@peterparker I didn’t read this long “Response Verification” document in full, but the question remains: Can’t a malicious owner of a HTTP gateway skill all steps of verification and present the user a different site without any verification headers?
Modern browsers, AFAIK, don’t check verification headers, so it can go unnoticed, can’t it?
@NathanosDev can answer better than I can. My understanding is that you can either choose to install a proxy on your end to verify the certification or trust the boundary node proxy to perform the certification validation for you. In both cases, malicious actors would be detected.
There used to be a service worker that would detect improper files, but I think that has been deprecated.
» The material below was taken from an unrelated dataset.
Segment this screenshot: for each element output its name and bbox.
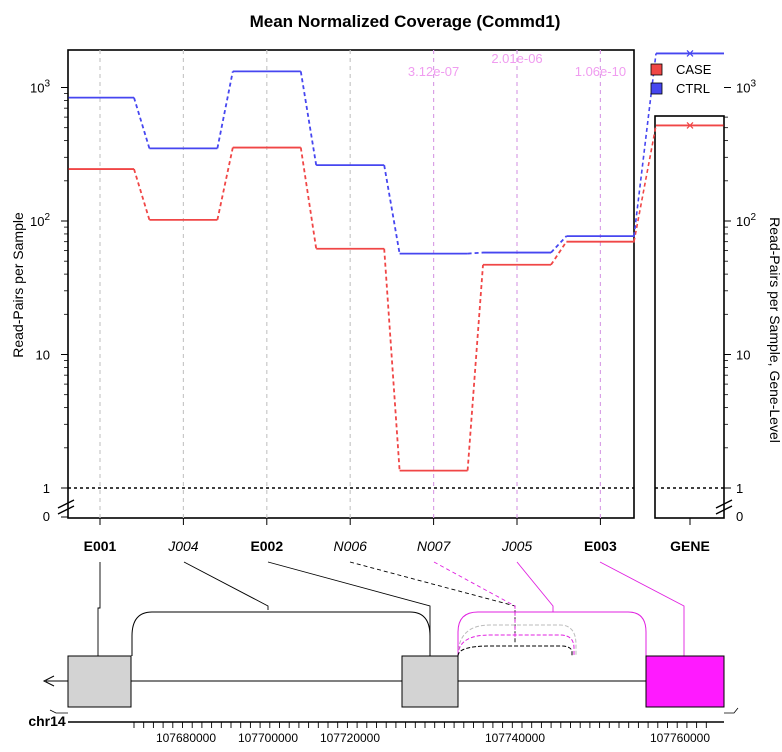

There was a proxy you can run at one point but I have’t heard much about it lately.
Just to clarify the service worker wasn’t a bullet proof solution either since the gateway could simply serve a frontend that replaces the service worker without the service worker being able to block it. (There’s a W3C discussion regarding this).
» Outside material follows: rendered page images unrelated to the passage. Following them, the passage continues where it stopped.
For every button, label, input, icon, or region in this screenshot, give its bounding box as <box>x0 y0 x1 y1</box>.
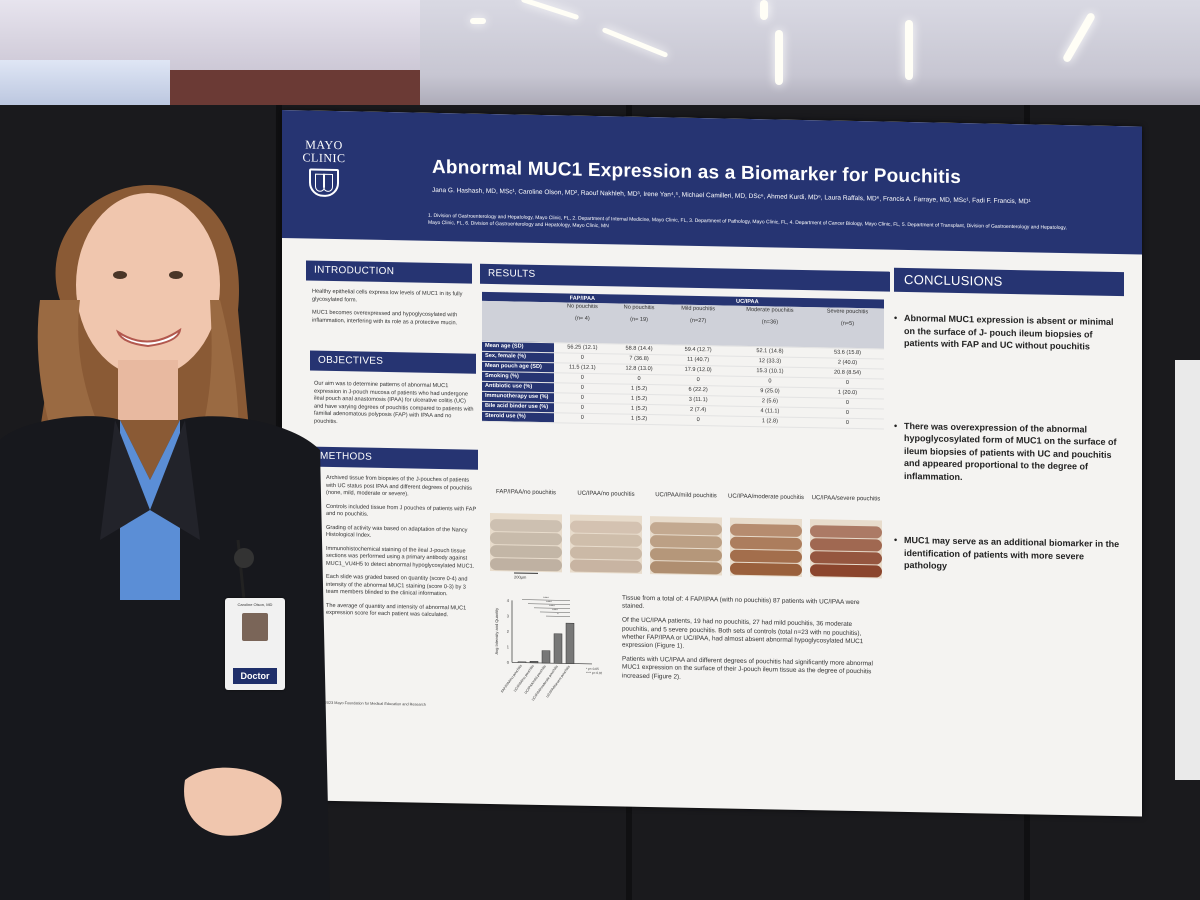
methods-list: Archived tissue from biopsies of the J-p… <box>318 475 478 627</box>
table-column-header: No pouchitis (n= 4) <box>554 302 611 344</box>
significance-note: **** p< 0.00005 <box>586 671 602 675</box>
significance-note: * p< 0.05 <box>586 667 599 671</box>
y-tick-label: 0 <box>507 660 510 665</box>
research-poster: MAYO CLINIC Abnormal MUC1 Expression as … <box>282 110 1142 817</box>
table-column-header: Moderate pouchitis (n=36) <box>728 305 811 348</box>
chart-bar <box>529 660 539 664</box>
badge-role: Doctor <box>233 668 277 684</box>
adjacent-poster-edge <box>1175 360 1200 780</box>
presenter-person <box>0 185 330 900</box>
finding-text: Of the UC/IPAA patients, 19 had no pouch… <box>622 616 864 650</box>
list-item: Immunohistochemical staining of the ilea… <box>326 545 478 570</box>
histology-image <box>810 519 882 579</box>
poster-authors: Jana G. Hashash, MD, MSc¹, Caroline Olso… <box>432 186 1031 206</box>
badge-photo <box>242 613 268 641</box>
significance-bracket <box>528 603 570 605</box>
poster-affiliations: 1. Division of Gastroenterology and Hepa… <box>428 212 1067 232</box>
histology-image <box>570 514 642 574</box>
y-axis-label: Avg Intensity and Quantity <box>494 608 499 655</box>
results-findings: Tissue from a total of: 4 FAP/IPAA (with… <box>622 595 877 692</box>
muc1-bar-chart: 0 1 2 3 4 Avg Intensity and Quantity FAP/IPAA/… <box>494 596 602 702</box>
table-cell: 0 <box>810 417 884 429</box>
y-tick-label: 3 <box>507 613 510 618</box>
table-column-header: No pouchitis (n= 19) <box>610 303 668 345</box>
finding-text: Patients with UC/IPAA and different degr… <box>622 655 873 681</box>
histology-image <box>730 517 802 577</box>
chart-bar <box>565 622 575 664</box>
list-item: Archived tissue from biopsies of the J-p… <box>326 475 478 500</box>
results-heading: RESULTS <box>480 263 890 292</box>
list-item: Controls included tissue from J pouches … <box>326 503 478 521</box>
chart-bar <box>517 661 527 663</box>
significance-label: **** <box>543 596 549 600</box>
table-cell: 1 (2.8) <box>728 415 811 428</box>
table-column-header: Mild pouchitis (n=27) <box>667 304 729 346</box>
significance-label: **** <box>546 600 552 604</box>
histology-label: UC/IPAA/severe pouchitis <box>811 495 881 503</box>
significance-bracket <box>540 611 570 613</box>
histology-figure: FAP/IPAA/no pouchitis UC/IPAA/no pouchiti… <box>487 489 887 589</box>
table-cell: 0 <box>554 412 611 424</box>
table-cell: 0 <box>667 414 729 426</box>
x-tick-label: FAP/IPAA/no pouchitis <box>500 664 523 694</box>
significance-label: **** <box>549 604 555 608</box>
finding-text: Tissue from a total of: 4 FAP/IPAA (with… <box>622 594 860 611</box>
scale-label: 200μm <box>514 574 527 580</box>
significance-label: **** <box>552 608 558 612</box>
poster-header: MAYO CLINIC Abnormal MUC1 Expression as … <box>282 110 1142 255</box>
significance-bracket <box>534 607 570 609</box>
y-tick-label: 1 <box>507 644 510 649</box>
list-item: There was overexpression of the abnormal… <box>894 419 1126 486</box>
histology-image <box>490 512 562 573</box>
list-item: The average of quantity and intensity of… <box>326 602 478 620</box>
table-cell: 1 (5.2) <box>610 413 668 425</box>
list-item: Abnormal MUC1 expression is absent or mi… <box>894 312 1126 354</box>
id-badge: Caroline Olson, MD Doctor <box>225 598 285 690</box>
table-column-header: Severe pouchitis (n=5) <box>810 307 884 349</box>
conclusions-heading: CONCLUSIONS <box>894 267 1124 297</box>
chart-bar <box>541 650 551 664</box>
histology-label: FAP/IPAA/no pouchitis <box>496 489 556 497</box>
list-item: MUC1 may serve as an additional biomarke… <box>894 534 1126 576</box>
significance-label: * <box>557 612 559 616</box>
significance-bracket <box>522 599 570 601</box>
histology-label: UC/IPAA/no pouchitis <box>577 490 635 498</box>
histology-image <box>650 516 722 576</box>
poster-title: Abnormal MUC1 Expression as a Biomarker … <box>432 156 962 189</box>
histology-label: UC/IPAA/mild pouchitis <box>655 492 717 500</box>
x-tick-label: UC/IPAA/severe pouchitis <box>545 665 571 699</box>
demographics-table: FAP/IPAA UC/IPAA No pouchitis (n= 4) No po… <box>482 291 884 429</box>
list-item: Each slide was graded based on quantity … <box>326 574 478 599</box>
histology-label: UC/IPAA/moderate pouchitis <box>728 493 804 502</box>
y-tick-label: 4 <box>507 598 510 603</box>
y-tick-label: 2 <box>507 629 510 634</box>
list-item: Grading of activity was based on adaptat… <box>326 524 478 542</box>
conclusions-list: Abnormal MUC1 expression is absent or mi… <box>894 312 1126 590</box>
chart-bar <box>553 633 563 664</box>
From above W3C discussion you can also see that even if you could block forced service worker updates from a server, new users would still receive the malicious frontend.
The only cryptographically secure way would be to run your own local gateway that was introduced somewhere on this forum.
The previous replies cover it already quite well and I just try to summarize it:
I need to start one step earlier: What allows you to access a dapp hosted on the IC directly from your browser is the HTTP gateway. At a high-level, the HTTP gateway transforms the HTTP request coming from your browser into a query call and the response from the canister back into an HTTP response.
When this translation happens, the HTTP gateway has to somehow check that the query response has not been tampered with by a malicious node. The key to that is response verification: basically, the query responses come with a certificate signed by the subnet ensuring that no malicious node can tamper with them. You can find a high-level description of that here.
At this point, all is good, if you trust the HTTP gateway. The boundary nodes are one such gateway. However, it is not the only one and you can run your own HTTP gateway locally using the IC HTTP proxy (announcement and code). Why should you trust it? You can verify the code and run that exact code on your machine. You are in full control and can access dapp frontends without having to trust anyone.
The service worker was another implementation of the HTTP gateway. However, we decided to drop that as it didn’t improve security as compared to running the HTTP gateway on the boundary nodes, but came with a lot of downsides for the devs. If you want to know more check this thread.